O mendigo K., a felicidade e o manicômio social

"Fez uma ironia qualquer com aqueles escravos do estado e do relógio e desenrolou uma página de jornal que levava em baixo da camisa para mostrar-me a foto de um sujeito em transe acendendo seu improvisado cachimbo de crack...
- Veja a expressão de delírio e de felicidade desse cara! - Disse, olhando demoradamente para aquele sujeito entrincheirado num beco, os braços e as mãos... puros ossos, uma ferida imensa nos lábios... E prosseguiu:
Quê porra de mecanismo é esse que a simples fumaça de uma pedra pode causar? O quê acontece verdadeiramente nas carnes do pulmão e nos ligamentos cerebrais quando recebem a fumaça? Quê porra de química é essa? Quando é que saberemos a verdade a respeito do mundo que trazemos por detrás de nossos ossos?
E agora, querem curá-los!
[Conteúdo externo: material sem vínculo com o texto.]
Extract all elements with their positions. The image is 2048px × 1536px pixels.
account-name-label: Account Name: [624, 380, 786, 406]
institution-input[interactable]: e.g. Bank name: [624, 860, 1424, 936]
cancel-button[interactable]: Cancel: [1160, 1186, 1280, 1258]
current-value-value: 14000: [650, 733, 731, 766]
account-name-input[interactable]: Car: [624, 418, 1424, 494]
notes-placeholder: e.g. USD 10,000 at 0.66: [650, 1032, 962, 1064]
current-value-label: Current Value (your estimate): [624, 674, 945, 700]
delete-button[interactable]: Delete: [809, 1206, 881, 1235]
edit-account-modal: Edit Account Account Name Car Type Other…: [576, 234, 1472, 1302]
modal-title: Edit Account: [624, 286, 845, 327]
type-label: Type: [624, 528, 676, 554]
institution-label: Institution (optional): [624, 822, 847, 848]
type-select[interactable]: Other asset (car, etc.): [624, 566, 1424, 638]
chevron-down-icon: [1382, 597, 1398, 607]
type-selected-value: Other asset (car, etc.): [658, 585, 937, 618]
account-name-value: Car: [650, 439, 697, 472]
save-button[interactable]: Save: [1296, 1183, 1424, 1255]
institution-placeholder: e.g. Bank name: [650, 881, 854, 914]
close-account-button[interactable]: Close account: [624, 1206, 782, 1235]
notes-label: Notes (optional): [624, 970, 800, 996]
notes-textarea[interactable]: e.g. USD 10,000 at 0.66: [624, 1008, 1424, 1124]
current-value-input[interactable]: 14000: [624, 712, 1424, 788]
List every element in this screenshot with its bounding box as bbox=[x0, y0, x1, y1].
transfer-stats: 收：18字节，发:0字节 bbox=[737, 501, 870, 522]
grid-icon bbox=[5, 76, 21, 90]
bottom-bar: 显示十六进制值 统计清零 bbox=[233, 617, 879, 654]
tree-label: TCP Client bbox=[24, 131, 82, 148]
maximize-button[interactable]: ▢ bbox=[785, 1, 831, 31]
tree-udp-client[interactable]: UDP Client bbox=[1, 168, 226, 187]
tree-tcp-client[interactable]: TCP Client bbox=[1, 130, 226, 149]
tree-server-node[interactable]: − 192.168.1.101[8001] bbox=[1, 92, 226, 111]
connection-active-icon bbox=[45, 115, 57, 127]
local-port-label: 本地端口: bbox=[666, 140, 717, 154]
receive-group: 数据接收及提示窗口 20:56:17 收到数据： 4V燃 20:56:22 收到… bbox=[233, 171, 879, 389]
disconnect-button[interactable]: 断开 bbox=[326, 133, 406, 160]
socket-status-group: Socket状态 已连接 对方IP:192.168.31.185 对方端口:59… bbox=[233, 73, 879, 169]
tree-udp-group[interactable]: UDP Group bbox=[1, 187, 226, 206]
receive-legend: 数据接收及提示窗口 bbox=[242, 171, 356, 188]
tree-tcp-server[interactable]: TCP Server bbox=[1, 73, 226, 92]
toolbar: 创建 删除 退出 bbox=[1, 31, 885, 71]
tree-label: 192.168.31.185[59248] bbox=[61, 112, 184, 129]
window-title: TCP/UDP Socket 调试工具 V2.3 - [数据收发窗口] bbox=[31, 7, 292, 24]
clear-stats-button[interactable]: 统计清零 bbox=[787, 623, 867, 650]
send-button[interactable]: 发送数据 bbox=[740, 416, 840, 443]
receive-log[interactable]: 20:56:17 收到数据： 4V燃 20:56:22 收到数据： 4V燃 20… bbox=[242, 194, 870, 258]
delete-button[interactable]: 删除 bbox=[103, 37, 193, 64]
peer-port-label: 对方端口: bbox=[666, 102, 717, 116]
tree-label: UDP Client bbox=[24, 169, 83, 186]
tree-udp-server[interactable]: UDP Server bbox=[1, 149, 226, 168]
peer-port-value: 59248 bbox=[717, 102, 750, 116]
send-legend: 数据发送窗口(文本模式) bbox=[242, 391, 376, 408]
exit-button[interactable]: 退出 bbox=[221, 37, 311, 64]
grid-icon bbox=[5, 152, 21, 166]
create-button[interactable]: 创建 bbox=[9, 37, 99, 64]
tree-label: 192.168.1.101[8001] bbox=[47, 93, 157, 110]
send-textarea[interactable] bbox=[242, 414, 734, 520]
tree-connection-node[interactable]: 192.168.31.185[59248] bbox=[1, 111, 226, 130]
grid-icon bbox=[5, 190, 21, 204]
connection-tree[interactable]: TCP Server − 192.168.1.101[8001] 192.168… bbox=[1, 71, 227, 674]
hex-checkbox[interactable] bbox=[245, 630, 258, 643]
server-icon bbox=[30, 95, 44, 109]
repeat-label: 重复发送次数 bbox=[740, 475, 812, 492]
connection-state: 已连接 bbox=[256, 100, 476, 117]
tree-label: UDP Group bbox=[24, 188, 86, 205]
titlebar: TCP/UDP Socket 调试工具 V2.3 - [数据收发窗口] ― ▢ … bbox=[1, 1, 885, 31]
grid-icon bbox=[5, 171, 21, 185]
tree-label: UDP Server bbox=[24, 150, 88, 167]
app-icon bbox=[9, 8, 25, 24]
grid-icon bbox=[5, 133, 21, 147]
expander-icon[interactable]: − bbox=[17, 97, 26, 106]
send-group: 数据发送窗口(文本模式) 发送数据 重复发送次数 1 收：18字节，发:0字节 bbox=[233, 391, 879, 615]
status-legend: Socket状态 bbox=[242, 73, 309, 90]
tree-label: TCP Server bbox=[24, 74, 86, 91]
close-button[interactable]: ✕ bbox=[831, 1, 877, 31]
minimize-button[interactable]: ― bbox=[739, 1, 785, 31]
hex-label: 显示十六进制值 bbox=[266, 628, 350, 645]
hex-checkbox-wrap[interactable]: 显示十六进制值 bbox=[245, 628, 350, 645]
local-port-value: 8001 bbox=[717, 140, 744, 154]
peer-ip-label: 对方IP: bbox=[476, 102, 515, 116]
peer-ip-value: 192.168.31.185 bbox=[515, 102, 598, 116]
Logo agora que transcenderam a família, o trabalho, a mesa com oito talheres, as camisas engomadas, o papel higiênico com cheiro de sândalo... O medo de morrer! Logo agora que conseguiram trocar o travesseiro por um tijolo... Curá-los de quê? Dessa 'felicidade'? Oferecer-lhes o quê depois de curados? Como convencer-lhes que o tédio e que a melancolia doméstica são mais saudáveis que o frenesi do abismo?"